Even though I was indoctrinated at a young age to believe in Christianity, I never felt comfortable in churches. As a child, I had moved a lot and witnessed many different churches. Although each church shared similarities, there was one common message that they shared: “My way of teaching the gospel is the correct one, and everyone else would lead you down the wrong path.”
When I was in elementary school I was put into a small private christian church that preached the ideology from the Left Behind books. One time they made me watch the movie adaptation of that book. It scared me as a child and what I was told by the leaders of this school, “if this movie scares you, it’s because you’re going to be left behind.”
Let’s just say I’m not the bravest person when watching movies. As a young child I was afraid of the Little Mermaid due to the last fight with Ursula. I get lost in the movies that I watch and I begin to ask myself, “what would I do if I was in this situation?” To be fair, most horror movies don’t allow for the best experiences for the people inside the movies.
My transition from Christian to Atheist would begin with me falling ill to what I now know is a mental illness. This mental illness affected my way of thinking and required medication to allow me to function. The doctors thought I had schizophrenia, but many years later they believe I have schizoaffective disorder. It’s like bi-polar and schizophrenia mixed together to form a much worse condition.

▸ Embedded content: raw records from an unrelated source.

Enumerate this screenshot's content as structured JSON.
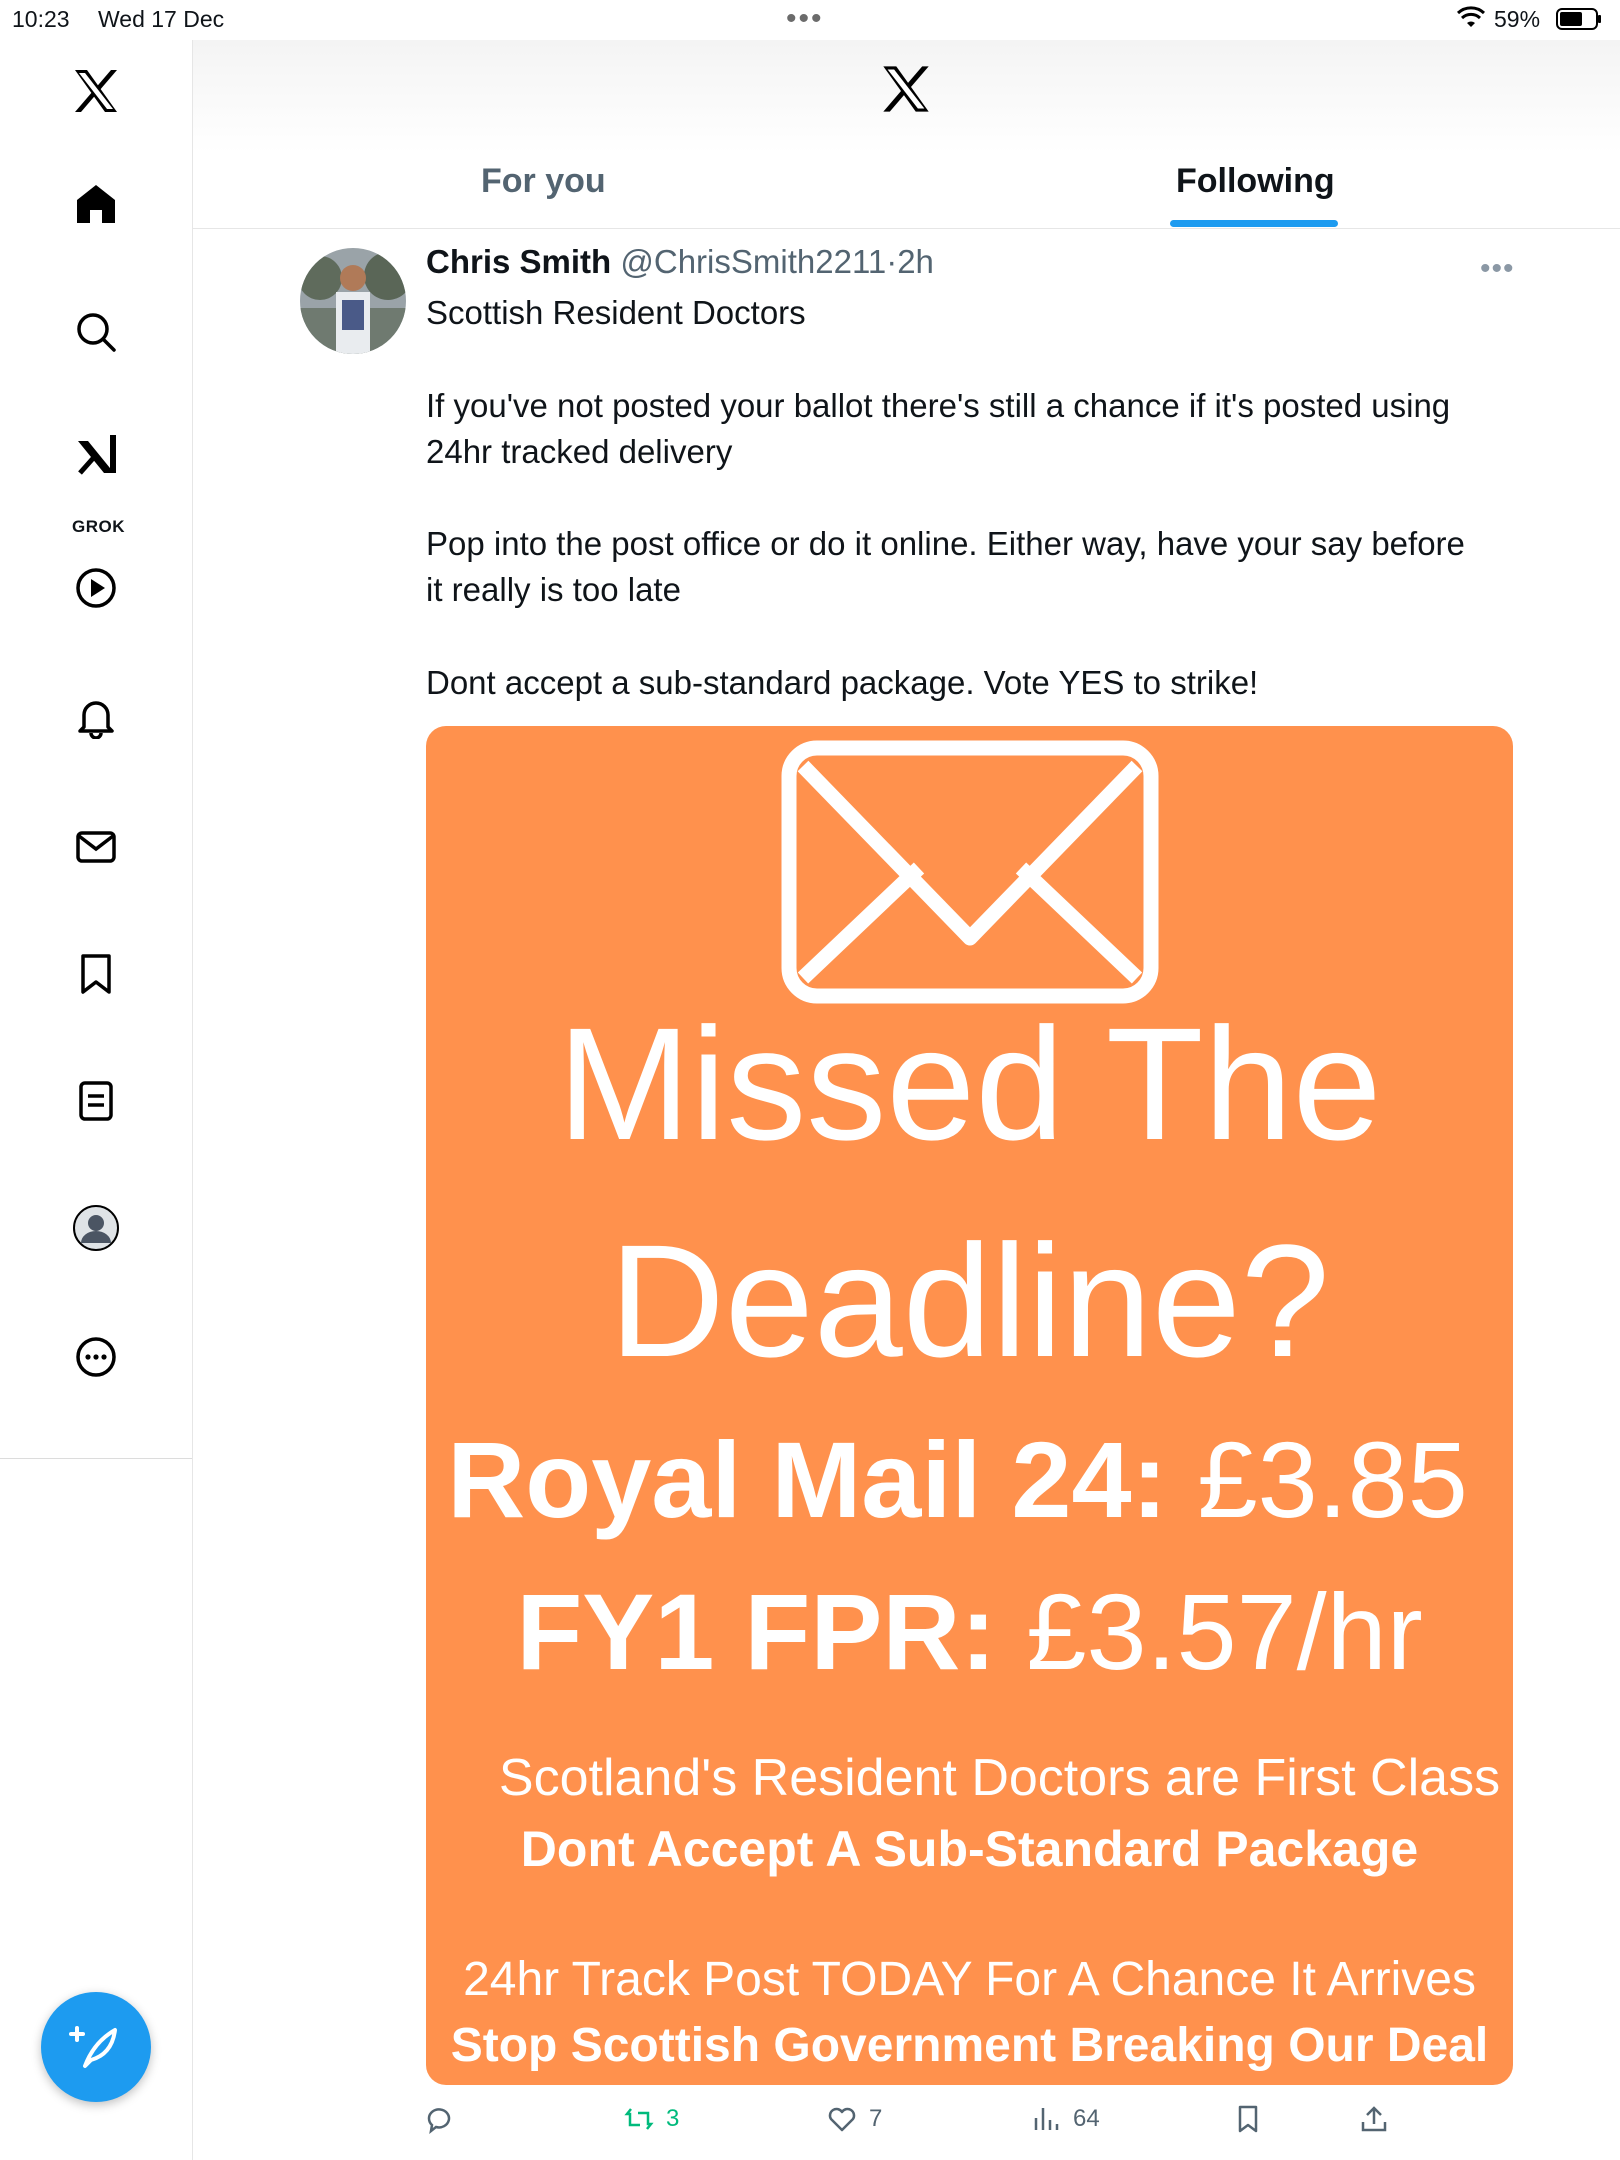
{
  "status_bar": {
    "time": "10:23",
    "date": "Wed 17 Dec",
    "battery": "59%"
  },
  "sidebar": {
    "items": [
      {
        "name": "x-logo-icon"
      },
      {
        "name": "home-icon"
      },
      {
        "name": "search-icon"
      },
      {
        "name": "grok-icon",
        "label": "GROK"
      },
      {
        "name": "video-icon"
      },
      {
        "name": "notifications-icon"
      },
      {
        "name": "messages-icon"
      },
      {
        "name": "bookmarks-icon"
      },
      {
        "name": "lists-icon"
      },
      {
        "name": "profile-icon"
      },
      {
        "name": "more-icon"
      }
    ]
  },
  "tabs": [
    {
      "label": "For you",
      "active": false
    },
    {
      "label": "Following",
      "active": true
    }
  ],
  "tweet": {
    "author_name": "Chris Smith",
    "author_handle": "@ChrisSmith2211",
    "separator": "·",
    "time": "2h",
    "lines": [
      "Scottish Resident Doctors",
      "If you've not posted your ballot there's still a chance if it's posted using",
      "24hr tracked delivery",
      "Pop into the post office or do it online. Either way, have your say before",
      "it really is too late",
      "Dont accept a sub-standard package. Vote YES to strike!"
    ],
    "media": {
      "background": "#ff914d",
      "title_line1": "Missed The",
      "title_line2": "Deadline?",
      "price1_label": "Royal Mail 24:",
      "price1_value": "£3.85",
      "price2_label": "FY1 FPR:",
      "price2_value": "£3.57/hr",
      "sub1": "Scotland's Resident Doctors are First Class",
      "sub2": "Dont Accept A Sub-Standard Package",
      "sub3": "24hr Track Post TODAY For A Chance It Arrives",
      "sub4": "Stop Scottish Government Breaking Our Deal"
    },
    "actions": {
      "reposts": "3",
      "likes": "7",
      "views": "64"
    }
  },
  "colors": {
    "accent": "#1d9bf0",
    "repost": "#00ba7c",
    "media_bg": "#ff914d"
  }
}
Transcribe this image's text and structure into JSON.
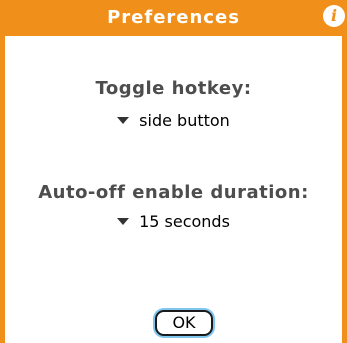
{
  "dialog": {
    "title": "Preferences",
    "info_icon": "info-icon",
    "accent_color": "#f0901a"
  },
  "toggle_hotkey": {
    "label": "Toggle hotkey:",
    "value": "side button"
  },
  "auto_off": {
    "label": "Auto-off enable duration:",
    "value": "15 seconds"
  },
  "buttons": {
    "ok_label": "OK"
  }
}
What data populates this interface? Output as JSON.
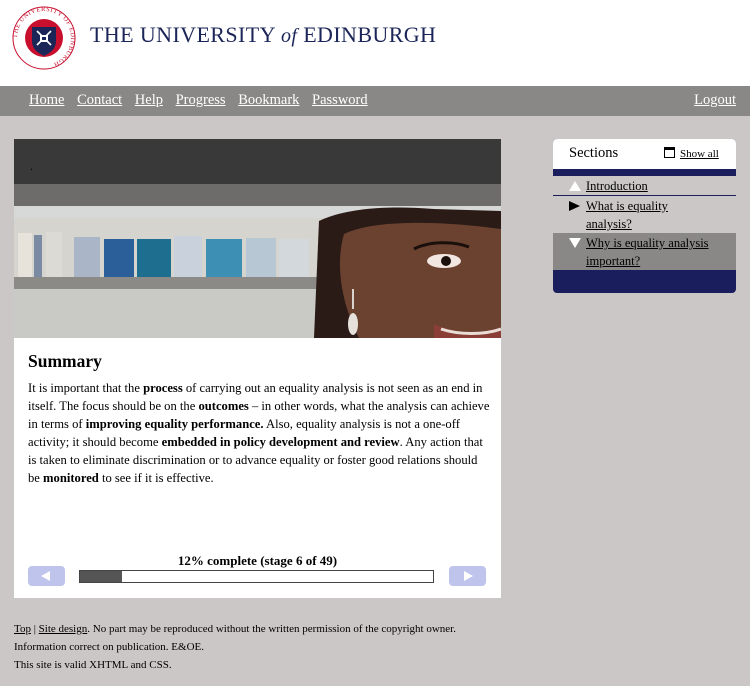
{
  "header": {
    "title_main": "THE UNIVERSITY ",
    "title_of": "of",
    "title_end": " EDINBURGH",
    "crest_text": "THE UNIVERSITY OF EDINBURGH"
  },
  "nav": {
    "home": "Home",
    "contact": "Contact",
    "help": "Help",
    "progress": "Progress",
    "bookmark": "Bookmark",
    "password": "Password",
    "logout": "Logout"
  },
  "hero": {
    "caption_dot": "."
  },
  "summary": {
    "title": "Summary",
    "p1": "It is important that the ",
    "b1": "process",
    "p2": " of carrying out an equality analysis is not seen as an end in itself. The focus should be on the ",
    "b2": "outcomes",
    "p3": " – in other words, what the analysis can achieve in terms of ",
    "b3": "improving equality performance.",
    "p4": " Also, equality analysis is not a one-off activity; it should become ",
    "b4": "embedded in policy development and review",
    "p5": ". Any action that is taken to eliminate discrimination or to advance equality or foster good relations should be ",
    "b5": "monitored",
    "p6": " to see if it is effective."
  },
  "progress": {
    "text": "12% complete (stage 6 of 49)",
    "fraction": 0.12
  },
  "sections": {
    "title": "Sections",
    "show_all": "Show all",
    "items": [
      {
        "label": "Introduction"
      },
      {
        "label": "What is equality analysis?"
      },
      {
        "label": "Why is equality analysis important?"
      }
    ]
  },
  "footer": {
    "top": "Top",
    "sep": " | ",
    "site_design": "Site design",
    "copyright": ". No part may be reproduced without the written permission of the copyright owner.",
    "line2": "Information correct on publication. E&OE.",
    "line3": "This site is valid XHTML and CSS."
  },
  "colors": {
    "brand_navy": "#1b2557",
    "crest_red": "#c8102e",
    "nav_grey": "#8a8887",
    "page_bg": "#cbc7c6",
    "button_lilac": "#bfc4ec"
  }
}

I was in high school when I got ill and I did not immediately lose faith in Christianity. My mental illness didn’t push me away from the church, but rather made me more manipulated. I went to a church did study with young adults my age. One of the lessons said that people got diseases due to something that either they did, or their ancestors did.
This got me thinking. Why am I burdened with a disease that causes me to lose who I am and makes me lose control? Is that part of the all loving god? I’m a nice guy who didn’t get into trouble, nor did I wish trouble on anyone else. Why am I being punished?
A little while later I stopped going to this church and I foolishly stopped my medication. I thought maybe I wasn’t sick. Maybe just maybe I had a mental breakdown in school and now I’m better. Foolish me.
This was around 7-7-2007. With a lack of medication and paranoia of the date, I had thought that this was when god would return and take his believers. My brain broke and I began to wish I was no longer living. I asked god that if he was real, he would take me from this world and let me live among the angels. The next day I woke up and I was still on this planet.
This was the first time I had questioned my faith. My irrational mind started to put pieces of a puzzle together, such as that all gods existed, or none at all. I ended up doing something irrational and I was placed into a mental hospital once more. A different one this time. This is where they found out that I was schizoaffective.
After regaining control of my brain, I had realized that if such a kind and loving god existed, then he cares little for his creations. I took this as a sign that he did not exist. I went from a true believer that was scorned by my own belief, to a more rational and thoughtful person.
I fight every day with my mental disorder. The more it tries to break me, the stronger I get. Although I have been hospitalized many times, I have come to accept my fate of needing to take medication. Well maybe fate is a strong word. It’s more like a necessity.
I can freely say to myself that I do not believe in a kind and loving god. So that’s how I became an Atheist. My mother’s side is still Christian, and to keep the peace, I don’t argue with them out of both love and necessity.